The mRNA methyltransferase Mettl3 modulates cytokine mRNA stability and limits functional responses in mast cells [NanoString]

Mast cells are central players in allergy and asthma, and their dysregulated responses lead to reduced quality of life and life-threatening conditions such as anaphylaxis. The RNA modification N6-methyladenosine (m6A) has a prominent impact on immune cell functions, but its role in mast cells remains unexplored.
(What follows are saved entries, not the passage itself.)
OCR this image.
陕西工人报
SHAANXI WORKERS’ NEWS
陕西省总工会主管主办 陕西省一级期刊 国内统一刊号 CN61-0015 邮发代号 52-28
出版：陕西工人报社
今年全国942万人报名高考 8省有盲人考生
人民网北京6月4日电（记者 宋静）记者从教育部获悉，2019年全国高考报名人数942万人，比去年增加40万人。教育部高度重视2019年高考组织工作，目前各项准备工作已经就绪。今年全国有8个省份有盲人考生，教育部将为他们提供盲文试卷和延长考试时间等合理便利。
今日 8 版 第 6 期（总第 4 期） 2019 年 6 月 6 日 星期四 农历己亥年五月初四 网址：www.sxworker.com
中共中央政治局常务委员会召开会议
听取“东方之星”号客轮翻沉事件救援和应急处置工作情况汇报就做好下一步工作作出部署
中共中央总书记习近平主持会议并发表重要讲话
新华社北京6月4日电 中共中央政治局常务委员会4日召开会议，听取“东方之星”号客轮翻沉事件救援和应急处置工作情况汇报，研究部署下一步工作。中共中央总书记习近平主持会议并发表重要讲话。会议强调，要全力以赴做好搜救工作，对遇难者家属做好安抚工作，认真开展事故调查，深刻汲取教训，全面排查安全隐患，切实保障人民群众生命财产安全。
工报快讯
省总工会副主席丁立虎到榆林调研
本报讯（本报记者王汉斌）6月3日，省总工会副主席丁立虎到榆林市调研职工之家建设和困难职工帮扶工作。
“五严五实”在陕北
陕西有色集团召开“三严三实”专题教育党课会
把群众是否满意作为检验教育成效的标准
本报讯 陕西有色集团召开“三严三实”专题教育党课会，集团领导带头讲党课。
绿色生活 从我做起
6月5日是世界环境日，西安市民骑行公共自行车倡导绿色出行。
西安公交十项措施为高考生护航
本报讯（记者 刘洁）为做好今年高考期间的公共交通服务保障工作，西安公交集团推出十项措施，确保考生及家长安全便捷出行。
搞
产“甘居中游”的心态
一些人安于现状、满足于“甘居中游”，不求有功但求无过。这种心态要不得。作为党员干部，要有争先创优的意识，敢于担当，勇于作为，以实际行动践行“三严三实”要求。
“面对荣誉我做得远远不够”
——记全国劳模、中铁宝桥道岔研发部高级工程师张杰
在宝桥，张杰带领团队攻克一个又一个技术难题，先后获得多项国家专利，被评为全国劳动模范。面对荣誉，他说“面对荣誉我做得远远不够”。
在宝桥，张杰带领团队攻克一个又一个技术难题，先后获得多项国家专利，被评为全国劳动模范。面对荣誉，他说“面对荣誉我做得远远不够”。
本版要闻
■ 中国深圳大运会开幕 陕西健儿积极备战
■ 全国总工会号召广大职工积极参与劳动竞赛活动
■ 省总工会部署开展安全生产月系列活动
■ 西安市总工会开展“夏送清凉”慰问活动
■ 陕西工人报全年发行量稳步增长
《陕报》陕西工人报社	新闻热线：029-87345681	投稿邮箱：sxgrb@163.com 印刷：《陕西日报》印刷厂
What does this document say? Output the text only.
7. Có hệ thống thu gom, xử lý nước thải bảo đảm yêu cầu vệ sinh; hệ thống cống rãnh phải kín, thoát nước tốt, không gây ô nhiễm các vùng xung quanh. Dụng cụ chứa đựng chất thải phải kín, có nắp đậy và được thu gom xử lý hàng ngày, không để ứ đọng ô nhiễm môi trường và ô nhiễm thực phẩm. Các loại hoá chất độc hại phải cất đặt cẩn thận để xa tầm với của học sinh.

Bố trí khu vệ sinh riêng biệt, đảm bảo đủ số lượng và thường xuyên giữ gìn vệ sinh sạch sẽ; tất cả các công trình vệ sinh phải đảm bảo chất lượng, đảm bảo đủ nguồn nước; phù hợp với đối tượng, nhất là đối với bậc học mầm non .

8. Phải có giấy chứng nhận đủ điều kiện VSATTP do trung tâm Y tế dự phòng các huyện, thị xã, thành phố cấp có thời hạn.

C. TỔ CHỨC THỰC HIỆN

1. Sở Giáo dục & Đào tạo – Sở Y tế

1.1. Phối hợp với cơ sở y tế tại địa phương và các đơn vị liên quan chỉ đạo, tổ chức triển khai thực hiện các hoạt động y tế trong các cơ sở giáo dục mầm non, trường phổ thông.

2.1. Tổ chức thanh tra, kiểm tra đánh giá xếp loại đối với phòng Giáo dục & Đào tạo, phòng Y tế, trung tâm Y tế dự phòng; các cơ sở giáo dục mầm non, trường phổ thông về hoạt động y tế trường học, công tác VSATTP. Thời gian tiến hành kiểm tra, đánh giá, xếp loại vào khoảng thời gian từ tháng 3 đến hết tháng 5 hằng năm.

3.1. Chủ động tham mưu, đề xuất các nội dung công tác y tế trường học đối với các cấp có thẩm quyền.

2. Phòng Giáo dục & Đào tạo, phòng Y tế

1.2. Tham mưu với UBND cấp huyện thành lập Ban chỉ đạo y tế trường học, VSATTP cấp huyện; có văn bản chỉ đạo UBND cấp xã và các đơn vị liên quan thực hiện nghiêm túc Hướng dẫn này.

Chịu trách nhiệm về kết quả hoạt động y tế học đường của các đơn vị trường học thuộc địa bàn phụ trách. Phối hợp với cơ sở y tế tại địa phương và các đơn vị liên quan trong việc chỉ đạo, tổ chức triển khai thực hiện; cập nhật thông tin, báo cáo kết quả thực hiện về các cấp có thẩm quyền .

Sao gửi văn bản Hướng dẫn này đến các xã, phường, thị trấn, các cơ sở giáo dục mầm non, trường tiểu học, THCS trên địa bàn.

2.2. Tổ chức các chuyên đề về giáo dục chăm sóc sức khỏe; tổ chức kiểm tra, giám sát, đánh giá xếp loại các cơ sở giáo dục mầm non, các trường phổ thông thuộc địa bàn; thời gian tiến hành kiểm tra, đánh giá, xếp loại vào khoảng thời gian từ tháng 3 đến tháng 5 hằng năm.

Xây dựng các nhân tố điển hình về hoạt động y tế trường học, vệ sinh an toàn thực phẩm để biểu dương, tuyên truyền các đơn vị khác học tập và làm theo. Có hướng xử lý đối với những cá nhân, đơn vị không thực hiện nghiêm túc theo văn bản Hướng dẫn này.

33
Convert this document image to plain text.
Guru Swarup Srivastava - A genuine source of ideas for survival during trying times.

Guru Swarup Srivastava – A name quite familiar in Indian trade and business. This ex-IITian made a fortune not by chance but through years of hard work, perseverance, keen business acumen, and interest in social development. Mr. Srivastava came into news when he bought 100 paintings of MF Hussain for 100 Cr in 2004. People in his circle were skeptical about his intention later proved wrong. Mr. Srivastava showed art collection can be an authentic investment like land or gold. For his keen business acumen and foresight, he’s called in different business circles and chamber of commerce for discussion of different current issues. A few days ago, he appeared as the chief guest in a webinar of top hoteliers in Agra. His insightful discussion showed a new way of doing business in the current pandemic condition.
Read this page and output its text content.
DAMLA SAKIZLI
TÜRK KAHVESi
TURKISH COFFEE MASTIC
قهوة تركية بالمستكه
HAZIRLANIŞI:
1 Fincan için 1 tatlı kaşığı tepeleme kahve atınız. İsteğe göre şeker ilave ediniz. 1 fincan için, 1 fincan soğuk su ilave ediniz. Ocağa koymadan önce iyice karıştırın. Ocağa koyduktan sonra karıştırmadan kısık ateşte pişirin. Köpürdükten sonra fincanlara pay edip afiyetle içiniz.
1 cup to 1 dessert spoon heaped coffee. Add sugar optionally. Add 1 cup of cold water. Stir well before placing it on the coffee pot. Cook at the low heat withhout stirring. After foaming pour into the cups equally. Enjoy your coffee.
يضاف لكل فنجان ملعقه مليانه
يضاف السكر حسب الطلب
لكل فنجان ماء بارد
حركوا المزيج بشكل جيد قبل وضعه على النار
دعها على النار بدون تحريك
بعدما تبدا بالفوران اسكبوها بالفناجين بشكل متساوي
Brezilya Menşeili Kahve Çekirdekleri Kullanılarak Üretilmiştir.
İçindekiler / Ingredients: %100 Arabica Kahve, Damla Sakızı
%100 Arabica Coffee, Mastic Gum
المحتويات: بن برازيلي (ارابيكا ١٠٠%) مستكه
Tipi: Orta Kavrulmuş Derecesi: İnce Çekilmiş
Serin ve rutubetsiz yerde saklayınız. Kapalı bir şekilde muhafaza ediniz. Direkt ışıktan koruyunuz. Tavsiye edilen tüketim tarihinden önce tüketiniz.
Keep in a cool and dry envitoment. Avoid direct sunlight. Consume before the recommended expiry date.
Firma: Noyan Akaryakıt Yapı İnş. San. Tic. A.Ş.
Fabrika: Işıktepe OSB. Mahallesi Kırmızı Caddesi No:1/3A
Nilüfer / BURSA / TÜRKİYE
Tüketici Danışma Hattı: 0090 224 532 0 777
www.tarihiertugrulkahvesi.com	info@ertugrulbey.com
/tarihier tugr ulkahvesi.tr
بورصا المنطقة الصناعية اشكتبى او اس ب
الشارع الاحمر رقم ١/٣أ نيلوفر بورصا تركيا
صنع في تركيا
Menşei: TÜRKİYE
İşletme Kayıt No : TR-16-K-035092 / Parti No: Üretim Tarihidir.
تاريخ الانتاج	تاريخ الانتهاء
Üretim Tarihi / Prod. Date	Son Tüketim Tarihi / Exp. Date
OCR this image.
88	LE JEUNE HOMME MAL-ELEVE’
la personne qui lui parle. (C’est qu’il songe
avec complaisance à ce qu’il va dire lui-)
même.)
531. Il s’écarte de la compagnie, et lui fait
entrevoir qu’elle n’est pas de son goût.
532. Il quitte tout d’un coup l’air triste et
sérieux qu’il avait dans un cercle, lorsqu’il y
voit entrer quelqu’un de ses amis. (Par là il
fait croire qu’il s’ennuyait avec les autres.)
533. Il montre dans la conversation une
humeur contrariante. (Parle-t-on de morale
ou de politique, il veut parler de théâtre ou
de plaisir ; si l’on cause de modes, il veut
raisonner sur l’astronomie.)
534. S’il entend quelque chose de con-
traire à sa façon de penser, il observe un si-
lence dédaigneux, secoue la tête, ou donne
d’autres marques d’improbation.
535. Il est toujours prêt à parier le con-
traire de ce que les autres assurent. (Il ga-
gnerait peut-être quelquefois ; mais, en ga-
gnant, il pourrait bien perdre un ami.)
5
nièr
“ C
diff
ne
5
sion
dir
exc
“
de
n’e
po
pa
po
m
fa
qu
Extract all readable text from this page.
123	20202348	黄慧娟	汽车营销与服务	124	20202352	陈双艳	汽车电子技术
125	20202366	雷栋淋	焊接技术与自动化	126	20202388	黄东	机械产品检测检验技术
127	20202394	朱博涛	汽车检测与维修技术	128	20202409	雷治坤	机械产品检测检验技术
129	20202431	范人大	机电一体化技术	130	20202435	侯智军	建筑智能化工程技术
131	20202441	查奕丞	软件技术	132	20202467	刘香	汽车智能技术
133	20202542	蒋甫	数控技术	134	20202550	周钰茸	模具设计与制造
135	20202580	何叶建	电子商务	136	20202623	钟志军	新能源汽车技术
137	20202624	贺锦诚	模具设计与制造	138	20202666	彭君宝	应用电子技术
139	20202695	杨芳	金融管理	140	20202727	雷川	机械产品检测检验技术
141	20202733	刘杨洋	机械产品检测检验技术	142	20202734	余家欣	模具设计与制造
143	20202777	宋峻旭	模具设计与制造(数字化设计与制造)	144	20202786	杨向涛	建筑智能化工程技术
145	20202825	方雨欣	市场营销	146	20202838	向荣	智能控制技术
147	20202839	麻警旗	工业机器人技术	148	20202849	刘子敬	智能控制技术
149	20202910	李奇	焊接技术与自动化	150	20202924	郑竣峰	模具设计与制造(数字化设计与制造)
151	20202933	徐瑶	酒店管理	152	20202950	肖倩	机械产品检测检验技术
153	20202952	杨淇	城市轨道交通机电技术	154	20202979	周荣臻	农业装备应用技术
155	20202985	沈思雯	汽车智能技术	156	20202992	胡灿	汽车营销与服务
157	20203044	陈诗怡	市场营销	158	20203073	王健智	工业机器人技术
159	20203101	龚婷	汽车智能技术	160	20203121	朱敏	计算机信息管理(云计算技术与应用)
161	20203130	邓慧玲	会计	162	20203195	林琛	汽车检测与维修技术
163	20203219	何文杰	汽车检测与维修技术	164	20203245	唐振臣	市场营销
Here, by optimizing tools to genetically manipulate primary mast cells, we revealed that the m6A mRNA methyltransferase complex modulates mast cell proliferation and survival. Depletion of the catalytic component Mettl3 exacerbated effector functions in response to IgE and antigen complexes, both in vitro and in vivo. Mechanistically, deletion of Mettl3 or Mettl14 led to the enhanced expression of inflammatory cytokines. By focusing on one of the most affected mRNAs, namely the one encoding the cytokine IL-13, we found that it was methylated in activated mast cells, and that Mettl3 affected its transcript stability in an enzymatic activity-dependent manner, requiring consensus m6A sites in the Il13 3’-untranslated region. Overall, we revealed that the m6A machinery is essential in mast cells to sustain growth and to restrain inflammatory responses. 3 sets of in vitro bone marrow derived mast cells were CRISPR/Cas9 modified to knockout Mettl3 or cKit, as a control, and insert a zsGreen reporter gene at the knockout target site. Cells were sorted for high zsGreen expression and were either left resting or were stimulated for 4h with IgE and antigen complexes.